Правда, врать Таисия никогда не умела, и Федор Федорович пожал плечами: кто знает…
И тут же зло одернул себя — глупости. Не хватало еще поверить во всю эту галиматью!
* * *Створка окна снова хлопнула, вдоль позвоночника знакомо потянуло морозцем, и Федор Федорович неохотно признал: «Ладно‑ладно, я не бросил бы девчонку в любом случае. Обещал кому, не обещал… не важно. — Федор Федорович вытер носовым платком влажный от выступившей вдруг испарины лоб и с досадой подумал: — Ведь пропадет, дурашка! Она же не от мира сего. Совершенно нелепое существо, одну не оставить при всем желании, а я все‑таки не подонок…»
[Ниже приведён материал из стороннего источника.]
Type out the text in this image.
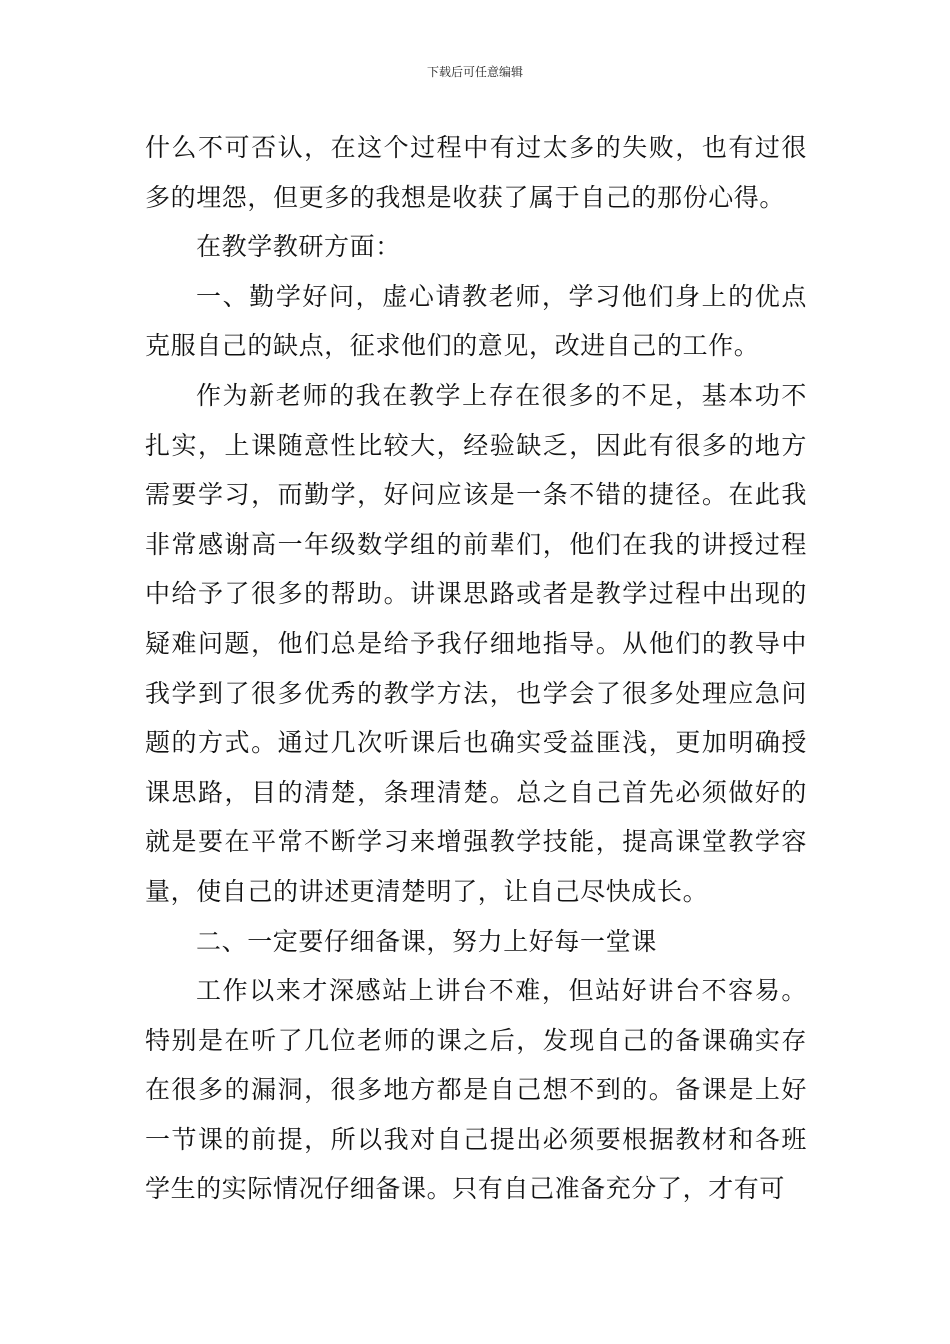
下载后可任意编辑

什么不可否认，在这个过程中有过太多的失败，也有过很多的埋怨，但更多的我想是收获了属于自己的那份心得。

在教学教研方面：

一、勤学好问，虚心请教老师，学习他们身上的优点克服自己的缺点，征求他们的意见，改进自己的工作。

作为新老师的我在教学上存在很多的不足，基本功不扎实，上课随意性比较大，经验缺乏，因此有很多的地方需要学习，而勤学，好问应该是一条不错的捷径。在此我非常感谢高一年级数学组的前辈们，他们在我的讲授过程中给予了很多的帮助。讲课思路或者是教学过程中出现的疑难问题，他们总是给予我仔细地指导。从他们的教导中我学到了很多优秀的教学方法，也学会了很多处理应急问题的方式。通过几次听课后也确实受益匪浅，更加明确授课思路，目的清楚，条理清楚。总之自己首先必须做好的就是要在平常不断学习来增强教学技能，提高课堂教学容量，使自己的讲述更清楚明了，让自己尽快成长。

二、一定要仔细备课，努力上好每一堂课

工作以来才深感站上讲台不难，但站好讲台不容易。特别是在听了几位老师的课之后，发现自己的备课确实存在很多的漏洞，很多地方都是自己想不到的。备课是上好一节课的前提，所以我对自己提出必须要根据教材和各班学生的实际情况仔细备课。只有自己准备充分了，才有可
Федор Федорович настороженно прислушался: вроде бы рама не скрипела. В подъезде вообще стояла полнейшая тишина, почти неестественная в это время.
Только восемь вечера, люди возвращаются с работы, в квартирах должна звучать музыка, бубнить телевизоры, орать младенцы — почему же ТАК тихо? Или у него от глупого полудетского страха уши заложило?
Кстати, когда он вышел из машины, никакого ветра и в помине не было, с чего бы проклятой створке мотаться туда‑сюда…
Мистика!
Федор Федорович раздраженно сдвинул брови: в голову упорно лезла глупейшая мысль, что если бы он не соврал…
Он прекрасно помнил: баба Поля ложь ненавидела.
Любую.
А уж когда врут себе…
И Федор Федорович ожесточенно, всей ладонью, нажал на звонок.
* * *— Но я, честное слово, никуда не хочу идти. Я устала, у меня книжка новая, я весь день мечтала упасть с ней на диван… — Таисия молола кофе и радовалась шуму, была законная причина помолчать.
— Книжка у нее… — раздраженно проворчал Федор Федорович. — Успеешь еще глаза испортить!
Таисия не ответила. Включила кофеварку и привычно удивилась, что она до сих пор работает, — еще папа ею пользовался. Сейчас такие же паровые кофеварки куда компактнее, Таисия видела в магазинах, а эта — настоящий монстр.
Зато кофеварка помнила времена, когда в доме звучал не только голос Таисии. И вообще она как‑то органично вписывалась в кухню, обставленную — с подачи бабы Поли — старинной тяжеловесной деревянной мебелью. Баба Поля по комиссионкам ее выискивала, а мама с папой не возражали: кухня считалась вотчиной старой няньки, она тут проводила большую часть времени.
Впрочем, Таисии нравилась резная деревянная мебель. И громоздкий буфет, в который свободно вмещалась вся посуда. И круглый стол, большой, удобный. И уютные кресла с гнутыми подлокотниками, в них так здорово сиделось. А на нянюшкином — лежала плоская подушка, когда‑то Таисия лично вышивала для нее наволочку.
Девушка и сейчас любила сидеть в этом кресле. Почему‑то казалось — подушка до сих пор хранила тепло бабы Поли, будто она только встала, вышла куда‑то и вот‑вот вернется.